The first minutes passed as if in slow motion. Ivers found herself in a nearby courtyard, when a member of the group there said, “I wish someone was a doctor.”
That snapped Ivers out of her trance.
“I’m a doctor,” she responded. And her world shifted from slow motion to hyperspeed.
The night that followed was utter chaos. Ivers was the only person in the area with medical training, but she was without supplies and had no way to get the injured to the city’s medical infrastructure, which she later would learn had been destroyed.
Her recounting of the night — given in mid-February in Port-au-Prince, where she continues to coordinate earthquake relief — poured out in her Irish-accented speech, as if she were viewing a slowly accelerating moving picture in her head as she talked. Reaching over a fence, a man handed her a baby, one arm shredded to the tendons, urging her to take him to get care. She handed the baby back and told the father to come with her. They would get help together.
She told of passing a “pile” of screaming children, panicked and covered in white dust from the collapsed buildings. During the long, dark hours that followed, she helped however she could: using first-aid kits and yanking license plates off cars to employ as makeshift splints.
“It was just nonstop. There were no other doctors there, nobody in charge, just first-aid kits from cars,” she said.
She tried to treat those she came across. But with no supplies, no trained help, and an overwhelming number of injured, some bled to death as she struggled to save them. The next morning, trucks arrived from the United Nations, and Ivers helped to put four bodies in them. Then a man came up, holding a baby, and asked Ivers to examine him. One look told
her the baby was already dead. She looked at the father for a moment, trying to tell whether he understood the situation.

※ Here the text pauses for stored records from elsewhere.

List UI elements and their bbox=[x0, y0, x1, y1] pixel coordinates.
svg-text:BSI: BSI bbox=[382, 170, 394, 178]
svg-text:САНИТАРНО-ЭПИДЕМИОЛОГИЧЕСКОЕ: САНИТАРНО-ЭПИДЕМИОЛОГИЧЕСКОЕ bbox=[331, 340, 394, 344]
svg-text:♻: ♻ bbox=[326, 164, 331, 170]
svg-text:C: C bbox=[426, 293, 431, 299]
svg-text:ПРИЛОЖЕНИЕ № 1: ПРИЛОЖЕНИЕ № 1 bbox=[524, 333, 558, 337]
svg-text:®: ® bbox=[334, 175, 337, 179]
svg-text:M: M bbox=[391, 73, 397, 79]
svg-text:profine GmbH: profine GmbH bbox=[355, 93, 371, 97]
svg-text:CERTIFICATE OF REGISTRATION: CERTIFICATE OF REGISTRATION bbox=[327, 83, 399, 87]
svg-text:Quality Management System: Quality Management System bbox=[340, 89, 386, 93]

When Ivers broke the news to him, he asked what he should do. He had walked a long way, he said, and wanted to know whether he should walk back with the body. Ivers said that if he wanted, he could put the baby in the truck with the other bodies.

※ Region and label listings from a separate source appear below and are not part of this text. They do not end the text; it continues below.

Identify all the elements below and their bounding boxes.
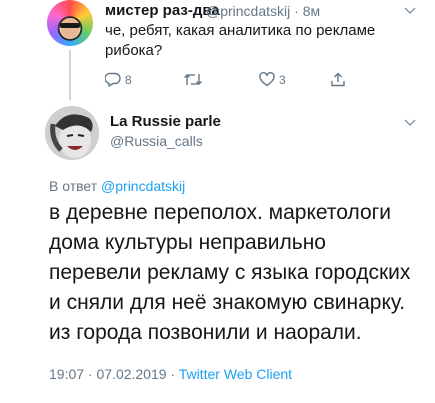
client-link[interactable]: Twitter Web Client — [179, 366, 292, 382]
chevron-down-icon[interactable] — [404, 4, 416, 18]
avatar-sunglasses — [60, 23, 80, 28]
parent-tweet-text: че, ребят, какая аналитика по рекламе ри… — [105, 22, 376, 59]
tweet-line: и сняли для неё знакомую свинарку. — [49, 291, 406, 314]
like-icon — [259, 72, 275, 87]
parent-time[interactable]: 8м — [303, 3, 320, 19]
main-display-name[interactable]: La Russie parle — [110, 113, 221, 130]
avatar-face — [61, 18, 79, 38]
share-icon — [331, 72, 345, 87]
parent-handle[interactable]: @princdatskij — [206, 3, 290, 19]
tweet-meta: 19:07 · 07.02.2019 · Twitter Web Client — [49, 366, 292, 382]
main-handle[interactable]: @Russia_calls — [110, 133, 203, 149]
reply-context: В ответ @princdatskij — [49, 178, 185, 194]
like-button[interactable]: 3 — [259, 72, 286, 87]
retweet-icon — [183, 72, 203, 87]
tweet-line: в деревне переполох. маркетологи — [49, 201, 392, 224]
reply-prefix: В ответ — [49, 178, 102, 194]
parent-action-bar: 8 3 — [105, 72, 365, 92]
reply-button[interactable]: 8 — [105, 72, 132, 87]
share-button[interactable] — [331, 72, 345, 87]
parent-display-name[interactable]: мистер раз-два — [105, 2, 220, 19]
parent-avatar[interactable] — [47, 0, 93, 46]
parent-handle-time[interactable]: @princdatskij · 8м — [206, 3, 320, 19]
retweet-button[interactable] — [183, 72, 203, 87]
thread-line — [69, 50, 71, 100]
tweet-line: из города позвонили и наорали. — [49, 321, 362, 344]
tweet-timestamp[interactable]: 19:07 · 07.02.2019 · — [49, 366, 179, 382]
chevron-down-icon[interactable] — [404, 116, 416, 130]
reply-count: 8 — [125, 72, 132, 87]
tweet-line: перевели рекламу с языка городских — [49, 261, 411, 284]
reply-to-link[interactable]: @princdatskij — [101, 178, 185, 194]
main-tweet-text: в деревне переполох. маркетологи дома ку… — [49, 198, 429, 348]
like-count: 3 — [279, 72, 286, 87]
reply-icon — [105, 72, 121, 87]
main-avatar[interactable] — [45, 106, 99, 160]
tweet-line: дома культуры неправильно — [49, 231, 326, 254]
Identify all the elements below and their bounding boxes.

“We helped him put his baby in the back of the truck with the other four people we put in there,” Ivers said. “It was really, really horrific.”

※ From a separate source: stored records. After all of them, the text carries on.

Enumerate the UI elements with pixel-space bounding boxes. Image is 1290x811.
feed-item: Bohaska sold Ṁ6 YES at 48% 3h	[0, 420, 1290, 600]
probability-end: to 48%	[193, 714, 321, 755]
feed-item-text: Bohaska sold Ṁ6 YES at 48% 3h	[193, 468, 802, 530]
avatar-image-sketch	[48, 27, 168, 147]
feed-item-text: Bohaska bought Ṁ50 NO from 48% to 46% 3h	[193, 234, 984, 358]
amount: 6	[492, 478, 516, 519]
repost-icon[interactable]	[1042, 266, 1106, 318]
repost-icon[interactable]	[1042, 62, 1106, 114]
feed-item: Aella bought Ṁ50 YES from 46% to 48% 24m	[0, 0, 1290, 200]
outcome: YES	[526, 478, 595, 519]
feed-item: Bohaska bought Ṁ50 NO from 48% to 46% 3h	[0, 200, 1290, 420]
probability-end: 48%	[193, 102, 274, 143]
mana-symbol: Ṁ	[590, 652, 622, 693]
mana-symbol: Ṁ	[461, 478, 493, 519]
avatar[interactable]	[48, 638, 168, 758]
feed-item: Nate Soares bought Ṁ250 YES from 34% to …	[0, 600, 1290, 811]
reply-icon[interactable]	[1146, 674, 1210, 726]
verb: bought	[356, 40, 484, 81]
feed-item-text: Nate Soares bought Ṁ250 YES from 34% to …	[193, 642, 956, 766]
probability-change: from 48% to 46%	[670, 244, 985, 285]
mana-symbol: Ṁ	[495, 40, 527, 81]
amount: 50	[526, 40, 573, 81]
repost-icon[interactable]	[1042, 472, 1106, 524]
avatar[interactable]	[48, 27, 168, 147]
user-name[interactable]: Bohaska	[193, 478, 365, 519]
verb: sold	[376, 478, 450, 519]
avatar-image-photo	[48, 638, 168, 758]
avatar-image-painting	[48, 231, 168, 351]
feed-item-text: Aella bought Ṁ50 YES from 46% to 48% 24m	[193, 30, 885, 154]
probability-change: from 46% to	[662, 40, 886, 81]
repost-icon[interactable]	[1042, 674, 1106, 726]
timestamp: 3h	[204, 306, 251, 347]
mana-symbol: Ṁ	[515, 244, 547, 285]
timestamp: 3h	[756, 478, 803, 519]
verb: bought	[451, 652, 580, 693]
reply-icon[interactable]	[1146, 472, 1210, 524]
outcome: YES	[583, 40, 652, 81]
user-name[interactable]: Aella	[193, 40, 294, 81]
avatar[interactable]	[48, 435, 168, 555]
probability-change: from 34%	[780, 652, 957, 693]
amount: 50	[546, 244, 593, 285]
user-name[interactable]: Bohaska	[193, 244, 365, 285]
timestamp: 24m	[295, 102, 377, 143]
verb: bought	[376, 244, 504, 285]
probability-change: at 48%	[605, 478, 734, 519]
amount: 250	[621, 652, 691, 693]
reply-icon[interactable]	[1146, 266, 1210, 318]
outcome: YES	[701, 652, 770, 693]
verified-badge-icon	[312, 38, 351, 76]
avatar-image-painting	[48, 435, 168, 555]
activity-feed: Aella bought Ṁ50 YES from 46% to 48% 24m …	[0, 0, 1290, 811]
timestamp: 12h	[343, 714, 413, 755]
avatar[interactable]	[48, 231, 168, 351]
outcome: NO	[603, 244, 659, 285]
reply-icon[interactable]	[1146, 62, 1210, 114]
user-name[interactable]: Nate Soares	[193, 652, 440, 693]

Ivers made her way to a tent hospital that had sprung up on the United Nations compound and, as the only doctor there, found herself in charge. Amid the flood of injured people, she moved constantly during the hours that followed. The first relief to arrive was truckloads of medicine and supplies from Partners In Health facilities in Haiti’s Central Plateau. Next came two doctors from the University of Miami, who pitched in alongside her. Finally, nearing collapse two days after the quake, Ivers rested, falling asleep in the back of the hospital.
When she awoke, other physicians had arrived and were beginning to assume some of the burden, among them three Harvard Medical School faculty members, Brigham and Women’s Hospital physicians, and experienced Partners In Health hands: Assistant professors of medicine Jennifer Furin and Joia Mukherjee and instructor in medicine David Walton.
The task that lay ahead promised many more long days and threatened to overwhelm even those newly arrived, but, for Ivers, help had come.